Better Investment: Nike or Adidas

Sports brands Nike and Adidas are experiencing unprecedented global demand for their apparel and footwear brands. Last year’s sales for each company went up by double digits, driving profits even adidas

Today, I’m going to compare each company against the other to determine which one to recommend first for investors.

Both stocks are valued equally at this point in time, although Nike seems to be growing at a slightly faster pace. For that advantage investors do need to pay a bit of a premium, while forgoing a higher dividend from Adidas. There are several other differences between the two investments as well.

Nike Has a Stronger Brand

The reason Nike has been so successful in building it’s company into such an amazing powerhouse across the world is due in large part to the strength of its brand. Nike and Jordan are among the most preeminent and recognizable brands in the world, Nike owns the running market, while Jordan has the basketball segment covered.

Contrast that with Adidas, who almost exclusively relies on its Adidas brand, which is also among the most iconic and recognizable across the world. Like Nike, Adidas encompases many different sports as well as product categories. Of all company sales last year, Adidas contributed 82%, while Reebok made up just 10%. In this respect, Nike wins due to a much deeper brand portfolio.
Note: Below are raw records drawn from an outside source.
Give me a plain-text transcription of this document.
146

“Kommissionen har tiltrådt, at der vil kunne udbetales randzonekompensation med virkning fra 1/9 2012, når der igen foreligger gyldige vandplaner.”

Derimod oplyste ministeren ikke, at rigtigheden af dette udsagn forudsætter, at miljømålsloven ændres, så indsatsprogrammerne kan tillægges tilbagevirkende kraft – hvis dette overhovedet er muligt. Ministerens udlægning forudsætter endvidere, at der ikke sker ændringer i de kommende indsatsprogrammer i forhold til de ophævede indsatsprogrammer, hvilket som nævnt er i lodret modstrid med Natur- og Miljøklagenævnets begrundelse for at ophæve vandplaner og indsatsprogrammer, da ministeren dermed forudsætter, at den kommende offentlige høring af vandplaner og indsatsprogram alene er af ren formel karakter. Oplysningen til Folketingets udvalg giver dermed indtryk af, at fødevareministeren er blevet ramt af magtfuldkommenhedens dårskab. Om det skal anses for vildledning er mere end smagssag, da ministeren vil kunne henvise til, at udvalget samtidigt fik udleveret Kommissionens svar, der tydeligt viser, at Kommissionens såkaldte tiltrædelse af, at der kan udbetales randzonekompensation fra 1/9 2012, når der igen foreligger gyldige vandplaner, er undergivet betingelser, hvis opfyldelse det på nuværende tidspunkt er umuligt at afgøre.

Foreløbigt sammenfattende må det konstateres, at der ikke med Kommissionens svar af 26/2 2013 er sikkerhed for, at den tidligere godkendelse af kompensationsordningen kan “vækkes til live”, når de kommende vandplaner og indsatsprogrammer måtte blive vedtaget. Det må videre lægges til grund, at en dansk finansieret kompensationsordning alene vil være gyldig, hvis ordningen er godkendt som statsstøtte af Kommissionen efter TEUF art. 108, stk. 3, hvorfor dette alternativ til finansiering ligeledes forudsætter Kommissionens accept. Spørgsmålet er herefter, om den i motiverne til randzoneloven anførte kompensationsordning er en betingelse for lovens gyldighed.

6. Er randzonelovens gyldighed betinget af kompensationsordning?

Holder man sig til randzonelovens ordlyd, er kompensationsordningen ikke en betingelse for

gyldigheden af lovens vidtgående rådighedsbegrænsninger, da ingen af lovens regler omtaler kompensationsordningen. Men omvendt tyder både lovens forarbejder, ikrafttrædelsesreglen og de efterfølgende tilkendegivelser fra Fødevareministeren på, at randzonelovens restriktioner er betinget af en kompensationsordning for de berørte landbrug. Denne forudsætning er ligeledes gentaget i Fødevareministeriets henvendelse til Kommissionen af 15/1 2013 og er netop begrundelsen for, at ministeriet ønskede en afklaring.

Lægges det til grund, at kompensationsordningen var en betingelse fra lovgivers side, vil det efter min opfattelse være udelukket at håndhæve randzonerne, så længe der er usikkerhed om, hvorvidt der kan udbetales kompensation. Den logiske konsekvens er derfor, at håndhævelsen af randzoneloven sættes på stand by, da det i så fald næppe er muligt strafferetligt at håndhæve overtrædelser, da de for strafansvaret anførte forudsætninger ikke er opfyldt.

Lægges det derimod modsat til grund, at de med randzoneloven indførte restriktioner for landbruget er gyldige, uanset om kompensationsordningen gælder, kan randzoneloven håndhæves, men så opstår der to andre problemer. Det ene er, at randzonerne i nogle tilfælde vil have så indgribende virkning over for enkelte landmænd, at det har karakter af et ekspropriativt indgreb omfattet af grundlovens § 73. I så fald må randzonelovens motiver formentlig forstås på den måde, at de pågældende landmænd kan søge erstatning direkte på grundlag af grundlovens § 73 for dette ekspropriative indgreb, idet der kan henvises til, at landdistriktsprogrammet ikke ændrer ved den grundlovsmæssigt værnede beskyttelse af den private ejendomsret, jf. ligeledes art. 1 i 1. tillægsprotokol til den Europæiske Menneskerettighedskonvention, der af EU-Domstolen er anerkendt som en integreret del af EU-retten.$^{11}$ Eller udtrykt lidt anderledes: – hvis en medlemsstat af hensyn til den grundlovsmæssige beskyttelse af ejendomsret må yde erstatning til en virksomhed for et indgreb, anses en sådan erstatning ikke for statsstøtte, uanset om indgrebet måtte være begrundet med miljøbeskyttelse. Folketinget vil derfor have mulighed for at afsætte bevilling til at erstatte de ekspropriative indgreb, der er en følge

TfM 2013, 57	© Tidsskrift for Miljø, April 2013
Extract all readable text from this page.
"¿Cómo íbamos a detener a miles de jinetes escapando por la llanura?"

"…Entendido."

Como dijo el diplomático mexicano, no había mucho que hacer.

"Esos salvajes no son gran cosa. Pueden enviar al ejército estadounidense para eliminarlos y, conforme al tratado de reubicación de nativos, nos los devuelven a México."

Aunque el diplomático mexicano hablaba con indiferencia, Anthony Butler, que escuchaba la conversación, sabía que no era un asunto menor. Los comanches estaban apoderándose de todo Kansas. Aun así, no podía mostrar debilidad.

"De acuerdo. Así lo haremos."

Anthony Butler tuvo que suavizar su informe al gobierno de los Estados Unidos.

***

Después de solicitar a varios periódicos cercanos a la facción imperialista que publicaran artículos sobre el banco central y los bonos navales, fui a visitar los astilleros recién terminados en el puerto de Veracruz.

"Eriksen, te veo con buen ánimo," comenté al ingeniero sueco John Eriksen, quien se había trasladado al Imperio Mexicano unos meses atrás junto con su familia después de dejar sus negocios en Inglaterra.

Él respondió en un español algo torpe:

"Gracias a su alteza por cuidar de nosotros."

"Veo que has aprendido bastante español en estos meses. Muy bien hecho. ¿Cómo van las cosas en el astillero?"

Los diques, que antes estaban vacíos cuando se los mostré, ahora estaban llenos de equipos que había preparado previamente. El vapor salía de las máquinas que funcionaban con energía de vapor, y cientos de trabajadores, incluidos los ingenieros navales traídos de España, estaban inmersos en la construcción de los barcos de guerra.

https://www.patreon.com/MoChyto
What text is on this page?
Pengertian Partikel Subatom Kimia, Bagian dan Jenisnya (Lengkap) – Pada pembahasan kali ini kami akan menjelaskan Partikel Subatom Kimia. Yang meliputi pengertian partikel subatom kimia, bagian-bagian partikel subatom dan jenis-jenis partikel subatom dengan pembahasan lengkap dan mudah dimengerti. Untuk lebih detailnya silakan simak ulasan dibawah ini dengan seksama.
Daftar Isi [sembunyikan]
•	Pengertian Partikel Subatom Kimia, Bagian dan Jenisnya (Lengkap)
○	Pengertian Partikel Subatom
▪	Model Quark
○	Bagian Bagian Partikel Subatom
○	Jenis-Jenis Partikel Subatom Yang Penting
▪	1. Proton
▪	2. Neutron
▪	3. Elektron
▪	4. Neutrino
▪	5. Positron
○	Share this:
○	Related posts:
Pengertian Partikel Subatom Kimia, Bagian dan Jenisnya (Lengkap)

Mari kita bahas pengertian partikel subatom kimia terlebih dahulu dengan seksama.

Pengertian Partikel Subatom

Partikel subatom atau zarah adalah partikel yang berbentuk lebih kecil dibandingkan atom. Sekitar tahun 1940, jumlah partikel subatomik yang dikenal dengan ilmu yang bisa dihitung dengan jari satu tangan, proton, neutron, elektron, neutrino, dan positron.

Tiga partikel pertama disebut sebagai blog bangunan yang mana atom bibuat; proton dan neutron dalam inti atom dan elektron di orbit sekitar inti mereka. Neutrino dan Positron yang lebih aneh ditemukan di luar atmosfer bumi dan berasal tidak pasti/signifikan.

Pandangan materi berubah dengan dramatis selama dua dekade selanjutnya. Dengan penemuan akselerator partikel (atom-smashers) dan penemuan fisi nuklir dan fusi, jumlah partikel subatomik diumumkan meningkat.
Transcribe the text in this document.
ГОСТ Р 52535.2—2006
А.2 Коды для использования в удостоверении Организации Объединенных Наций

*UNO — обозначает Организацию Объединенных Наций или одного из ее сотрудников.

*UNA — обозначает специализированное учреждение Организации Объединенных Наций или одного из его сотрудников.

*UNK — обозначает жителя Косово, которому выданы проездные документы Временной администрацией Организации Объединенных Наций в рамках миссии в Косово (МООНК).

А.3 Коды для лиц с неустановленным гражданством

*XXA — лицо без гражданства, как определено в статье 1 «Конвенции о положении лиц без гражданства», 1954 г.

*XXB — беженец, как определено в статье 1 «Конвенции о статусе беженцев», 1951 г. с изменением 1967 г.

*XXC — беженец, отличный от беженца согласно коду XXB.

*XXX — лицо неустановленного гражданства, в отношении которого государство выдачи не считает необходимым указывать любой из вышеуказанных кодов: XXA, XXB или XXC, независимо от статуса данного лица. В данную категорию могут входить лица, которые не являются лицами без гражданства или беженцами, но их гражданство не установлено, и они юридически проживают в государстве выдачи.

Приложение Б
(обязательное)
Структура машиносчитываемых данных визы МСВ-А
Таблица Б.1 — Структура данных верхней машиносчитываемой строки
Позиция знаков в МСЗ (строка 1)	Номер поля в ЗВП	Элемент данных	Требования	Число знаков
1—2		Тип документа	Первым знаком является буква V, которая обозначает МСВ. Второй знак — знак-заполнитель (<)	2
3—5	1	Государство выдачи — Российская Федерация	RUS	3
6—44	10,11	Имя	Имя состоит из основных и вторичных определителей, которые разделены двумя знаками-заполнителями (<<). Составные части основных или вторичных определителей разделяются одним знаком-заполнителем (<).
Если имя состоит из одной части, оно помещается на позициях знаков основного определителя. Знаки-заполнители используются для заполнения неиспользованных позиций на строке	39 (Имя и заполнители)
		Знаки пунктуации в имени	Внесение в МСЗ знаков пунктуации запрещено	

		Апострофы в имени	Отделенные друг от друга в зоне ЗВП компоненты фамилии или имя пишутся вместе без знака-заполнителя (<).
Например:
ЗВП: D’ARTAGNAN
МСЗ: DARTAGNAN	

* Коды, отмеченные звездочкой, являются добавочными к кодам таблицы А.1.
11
Nike & Adidas Tied in Terms of Sales Growth

Although Nike started with a larger base, it still was able to grow at a faster pace than Adidas did last year, and at the same time post a broader-based growth. The company enjoyed a 14% increase in sales across every geographical area. Growth was strongest in North America, then Western Europe, followed by China then Central and Eastern Europe.

Adidas lagged behind, but just slightly because it did enjoy a 30% uptick in Western Europe, 16% spike in China and an 8% increase in North America. Prospects for the upcoming year looks better for Adidas. The company is forcasting an 11% growth in revenue for fiscal 2016, whereas Nike is only forecasting mid-single digit sales gains.

Adidas Enjoying Higher Profits

In terms of earnings between the two companies, Adidas wins. Its gross profit margin is 48%, which represents a nice increase of 0.6% over the previous year. Nike also improved their profitability, but it was slightly lower at 47%. This gap has persisted for years and the prediction is that it will go up in the months ahead because Nike is having to work its way through the excess inventory that exists in the U.S. market. Due to this management is projecting a decline of 0.5% in gross margin before it rebounds.

Interestingly enough, I went online to the Fanatics website and compared the availability of Adidas and Nike NCAA college football jerseys. Fanatics is a great online sports apparel store for sports enthusiasts. Not only did Fanatics offer substantially more Nike NCAA jerseys for consumers to buy, but they charged a greater price than Adidas. They offered 341 Adidas jerseys compared to 4762 Nike jerseys! Nike also had 60 custom football jerseys compared to Adidas 14 custom jerseys. This may be part of Nike’s excess inventory referred to in the last paragraph.

Adidas’ stock has actually outperformed Nike’s throughout the last year, with Adidas’ going up 31% as compared to Nike’s 48%. This means these companies have almost the same valuation, which is approximately 31 X past year’s profit and 25 X next year’s earnings.

Considering all of this, investors might be better off if they bought Nike stock at these prices. Of course, the growth in profit might be disappointing this year, but its tremendous leadership in the industry, its deeper and stronger brand portfolio, plus its ability to spend more money on product innovations and advertising lead us to conclude that the company will enjoy more increases in earnings over the long term.